Not trying to be personal. Merely stating the situation as I see it, and I don’t mean to be disrespectful. My apologies if I offended you as that’s not what I intended.
I’m glad you recognize there is not a flying job that will meet your domestic needs. Have you considered looking into flight ops management jobs at your current employer? Driving into work in the base CP office for a normal business hours job would solve your problems. Also remember to adjust your fit for duty decisions with these stresses in mind. Won’t take much more on your plate and you’re not FFD. edit: also consider sim instructor jobs. All of the training facilities are short. could you shoot me a pm with the airline name. Just wondering if you’re senior to me.
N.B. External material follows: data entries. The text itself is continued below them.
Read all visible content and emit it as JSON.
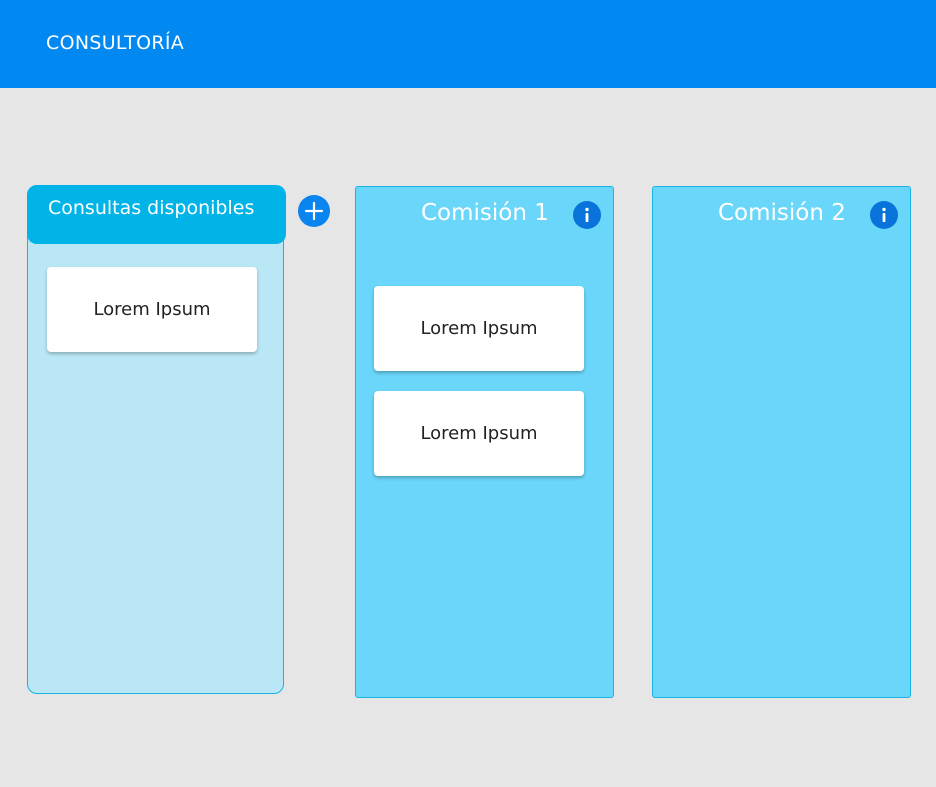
{
  "header": {
    "title": "CONSULTORÍA",
    "color": "#0288f1"
  },
  "available_column": {
    "title": "Consultas disponibles",
    "cards": [
      "Lorem Ipsum"
    ]
  },
  "add_button": {
    "icon": "plus-icon"
  },
  "commissions": [
    {
      "title": "Comisión 1",
      "info_icon": "info-icon",
      "cards": [
        "Lorem Ipsum",
        "Lorem Ipsum"
      ]
    },
    {
      "title": "Comisión 2",
      "info_icon": "info-icon",
      "cards": []
    }
  ],
  "colors": {
    "background": "#e6e6e6",
    "available_column_bg": "#b9e7f6",
    "available_header_bg": "#00b4e8",
    "commission_bg": "#6ad6f9",
    "button_blue": "#0a84ef"
  }
}
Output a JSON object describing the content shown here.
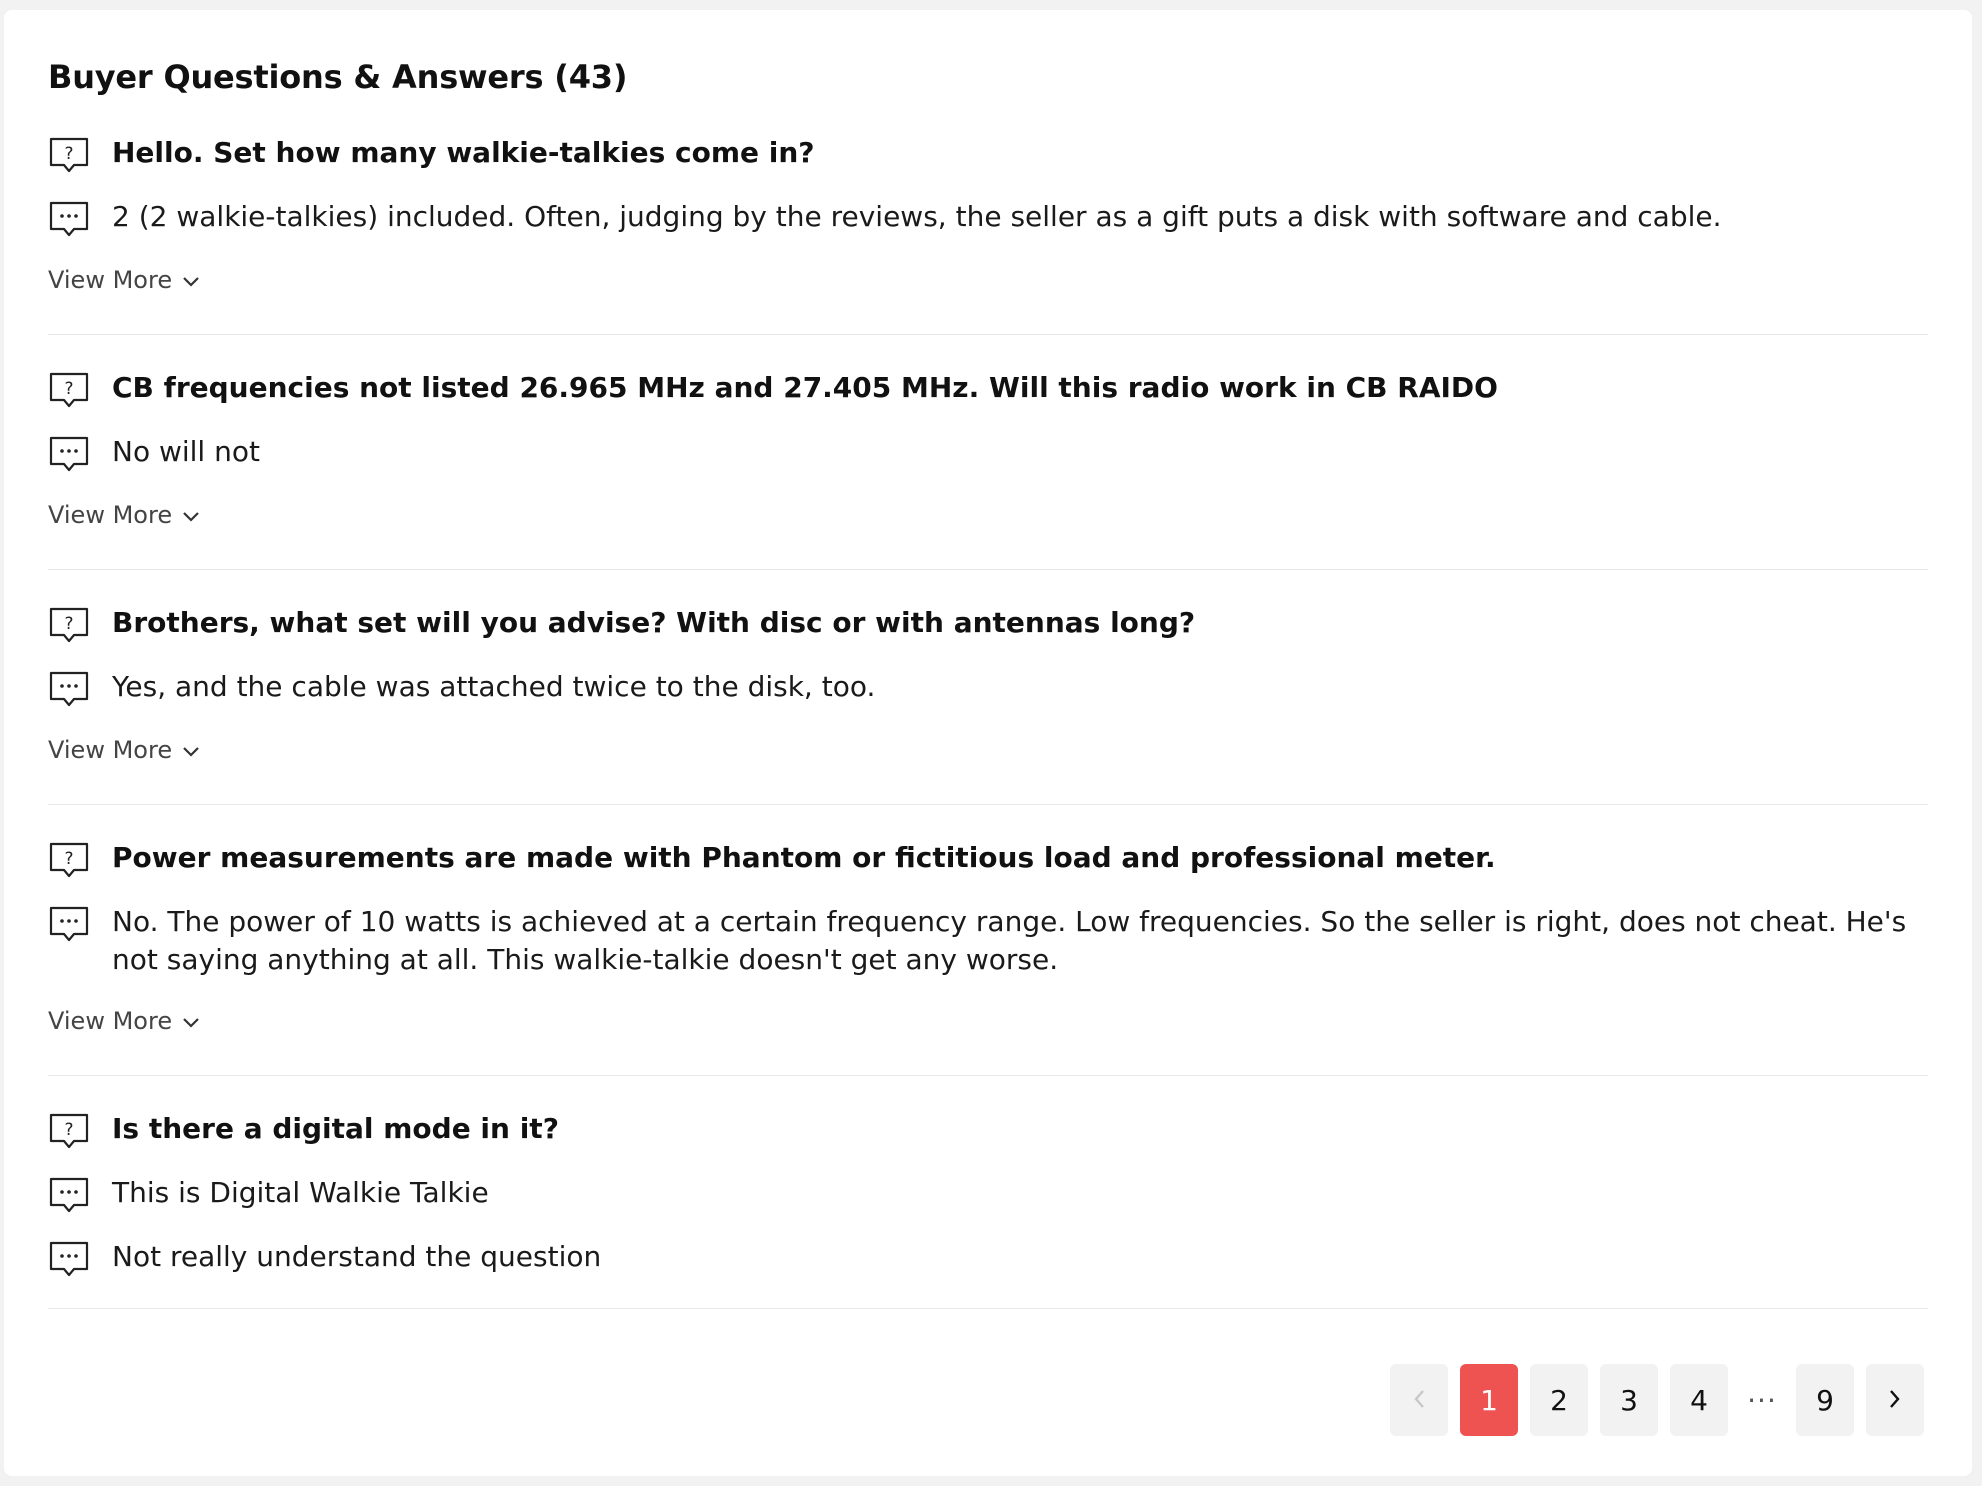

You're prioritizing your most important role in your life, currently-being a good father to your daughter. Putting her needs ahead of your wants. To be captain obvious, that's the antithesis of a loser. In the bay area, CFIs charge $80-120/hr. The good ones are booked out to the point where they turn away work. Would be home every night, with some control over the hours you work. Until your daughter starts school, could be an option. Then you might have more options with respect to doing something you enjoy and find rewarding.
@Little Carmine I'd say sim work would be an easy way of retaining some income, closer to banker's hours, without have to incur re-education costs (a loss of income which could be a non-starter at this life stage anyways). I had a long manifesto written on the topic to include my personal journey/anecdote which hits very close to home on this topic, but then I remembered the audience on here anymore (i've been here a little longer than you, just trust me on this one lol) and decided against it. BL, you're not the first or last pilot to deal with these realities, nor are you a loser for finding yourself on the business end of the opportunity costs of such a vocational choice. Feel free to PM me and I can give ya more personal details, if you need someone with flying-incompatible domestic realities/responsibilities to chat/vent with. I wish you health and happiness in this process. Cheers.
I know plenty of pilots with either no degree or an aviation specific degree. It’s not the end of the world if you get furloughed, fired or quit. We have plenty of pilots in my company that lose their medical and go into internal management positions. And on the outside, jobs are everywhere right now and a specific degree related to that job isn’t always required.
The job is definitely not a panacea - my best friend went from corporate to a major, thought he hit the jackpot, then quit after a few years to go back to flying corporate again. While not the same situation as yours, I thought it was a pretty solid move to recognize that the airlines just weren't for him and made a choice to fix the problem rather than be unhappy. With this hiring environment it seems to me that you'd be able to shift to a different position within aviation that'd better suit your home life and still get the bills paid. Good luck!